All six defendants arrested in a New York corruption case were arraigned Tuesday
afternoon before a federal magistrate.
An arraignment is a formal presentation of the charges.
There were no reports of pleas, but the New York Daily News said state Sen. Malcolm Smith "bolted" from a White Plains, N.Y. courtroom after he was accused in a bribery scheme.
Smith's attorney asserted his client's innocence.
"The allegations in this complaint do not tell the full story," defense lawyer Gerald Shargel, the Daily News reported.
The New York state senator and New York City councilman were arrested Tuesday, accused of trying to rig this year's New York mayoral race, officials said.

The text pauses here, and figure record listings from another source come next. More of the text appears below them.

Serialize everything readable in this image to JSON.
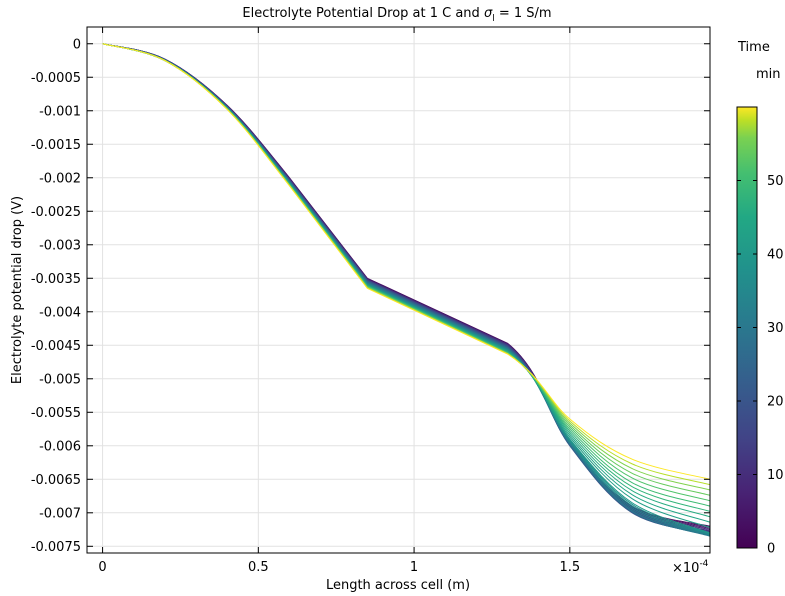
{
  "chart_data": {
    "type": "line",
    "title_prefix": "Electrolyte Potential Drop at 1 C and ",
    "title_symbol": "σ",
    "title_subscript": "l",
    "title_suffix": " = 1 S/m",
    "xlabel": "Length across cell (m)",
    "ylabel": "Electrolyte potential drop (V)",
    "x_multiplier_base": "×10",
    "x_multiplier_exp": "-4",
    "xlim": [
      -0.05,
      1.95
    ],
    "ylim": [
      -0.0076,
      0.00025
    ],
    "x_ticks": [
      {
        "v": 0,
        "label": "0"
      },
      {
        "v": 0.5,
        "label": "0.5"
      },
      {
        "v": 1,
        "label": "1"
      },
      {
        "v": 1.5,
        "label": "1.5"
      }
    ],
    "y_ticks": [
      {
        "v": 0,
        "label": "0"
      },
      {
        "v": -0.0005,
        "label": "-0.0005"
      },
      {
        "v": -0.001,
        "label": "-0.001"
      },
      {
        "v": -0.0015,
        "label": "-0.0015"
      },
      {
        "v": -0.002,
        "label": "-0.002"
      },
      {
        "v": -0.0025,
        "label": "-0.0025"
      },
      {
        "v": -0.003,
        "label": "-0.003"
      },
      {
        "v": -0.0035,
        "label": "-0.0035"
      },
      {
        "v": -0.004,
        "label": "-0.004"
      },
      {
        "v": -0.0045,
        "label": "-0.0045"
      },
      {
        "v": -0.005,
        "label": "-0.005"
      },
      {
        "v": -0.0055,
        "label": "-0.0055"
      },
      {
        "v": -0.006,
        "label": "-0.006"
      },
      {
        "v": -0.0065,
        "label": "-0.0065"
      },
      {
        "v": -0.007,
        "label": "-0.007"
      },
      {
        "v": -0.0075,
        "label": "-0.0075"
      }
    ],
    "grid": true,
    "colorbar": {
      "title": "Time",
      "unit": "min",
      "range": [
        0,
        60
      ],
      "colormap": "viridis",
      "ticks": [
        {
          "v": 0,
          "label": "0"
        },
        {
          "v": 10,
          "label": "10"
        },
        {
          "v": 20,
          "label": "20"
        },
        {
          "v": 30,
          "label": "30"
        },
        {
          "v": 40,
          "label": "40"
        },
        {
          "v": 50,
          "label": "50"
        }
      ]
    },
    "curve_count": 30,
    "series": [
      {
        "time_min": 2,
        "x": [
          0,
          0.2,
          0.4,
          0.6,
          0.85,
          1.3,
          1.5,
          1.7,
          1.95
        ],
        "y": [
          0,
          -0.00023,
          -0.00092,
          -0.002,
          -0.0035,
          -0.00447,
          -0.00595,
          -0.0069,
          -0.0072
        ]
      },
      {
        "time_min": 10,
        "x": [
          0,
          0.2,
          0.4,
          0.6,
          0.85,
          1.3,
          1.5,
          1.7,
          1.95
        ],
        "y": [
          0,
          -0.00023,
          -0.00093,
          -0.00202,
          -0.00352,
          -0.00449,
          -0.00597,
          -0.00695,
          -0.00727
        ]
      },
      {
        "time_min": 20,
        "x": [
          0,
          0.2,
          0.4,
          0.6,
          0.85,
          1.3,
          1.5,
          1.7,
          1.95
        ],
        "y": [
          0,
          -0.00024,
          -0.00094,
          -0.00204,
          -0.00354,
          -0.00452,
          -0.006,
          -0.007,
          -0.00732
        ]
      },
      {
        "time_min": 30,
        "x": [
          0,
          0.2,
          0.4,
          0.6,
          0.85,
          1.3,
          1.5,
          1.7,
          1.95
        ],
        "y": [
          0,
          -0.00024,
          -0.00095,
          -0.00206,
          -0.00357,
          -0.00455,
          -0.00597,
          -0.00697,
          -0.00735
        ]
      },
      {
        "time_min": 40,
        "x": [
          0,
          0.2,
          0.4,
          0.6,
          0.85,
          1.3,
          1.5,
          1.7,
          1.95
        ],
        "y": [
          0,
          -0.00025,
          -0.00096,
          -0.00208,
          -0.0036,
          -0.00458,
          -0.0059,
          -0.00685,
          -0.0073
        ]
      },
      {
        "time_min": 50,
        "x": [
          0,
          0.2,
          0.4,
          0.6,
          0.85,
          1.3,
          1.5,
          1.7,
          1.95
        ],
        "y": [
          0,
          -0.00025,
          -0.00097,
          -0.0021,
          -0.00362,
          -0.00461,
          -0.00575,
          -0.00655,
          -0.0069
        ]
      },
      {
        "time_min": 60,
        "x": [
          0,
          0.2,
          0.4,
          0.6,
          0.85,
          1.3,
          1.5,
          1.7,
          1.95
        ],
        "y": [
          0,
          -0.00025,
          -0.00098,
          -0.00212,
          -0.00365,
          -0.00463,
          -0.0056,
          -0.0062,
          -0.0065
        ]
      }
    ]
  }
}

Smith, D-Queens, a contractor and real estate developer who briefly became the state Senate's first black president, and City Councilman Daniel J. Halloran III, R-Queens, were among those arrested in the corruption case that cut across political lines, The New York Times reported.
Speaking in Buffalo, N.Y., Gov. Andrew Cuomo said Smith faces very serious charges.
"I hope that [Smith] fully cooperates with the investigation and I hope that the investigation is thorough and speedy and gets to the facts," Cuomo said. "But it is very troubling," the New York Daily News reported.
"We have zero tolerance for any violation of the public integrity and the public trust."
Other political leaders arrested included GOP county-level leaders in Queens and the Bronx, as well as the mayor Spring Valley in Rockland County and her deputy, a criminal complaint indicated.
"Elected officials are called public servants because they are supposed to serve the people. Public service is not supposed to be a shortcut to self-enrichment," FBI New York Assistant Director in Charge George Venizelos said in a statement. "People in New York, in Spring Valley -- in any city or town in this country -- rightly expect their elected or appointed representatives to hold themselves to a higher standard. At the very least, public officials should obey the law."
"As alleged, these defendants did not obey the law; they broke the law and the public trust," Venizelos said. "There is a price to pay for that kind of betrayal."
The criminal complaint was unsealed Tuesday. Smith, Halloran and the others were to appear Tuesday before a U.S. magistrate judge in White Plains, N.Y.
The complaint indicated Smith agreed with a cooperating witness and an undercover FBI agent, posing as a rich real estate developer, to pay off GOP county committees leaders in New York's five boroughs to get certificates authorizing him to run for mayor as a Republican even though he was a registered Democrat.
The undercover agent and the cooperating witness acted as intermediaries between the senator and Halloran, the complaint said.
The complaint outlined the scheme borne from clandestine meetings, the Times said. The meetings were recorded by the undercover agent or the cooperating witness and primarily involved Smith or Halloran, the undercover agent and the witness.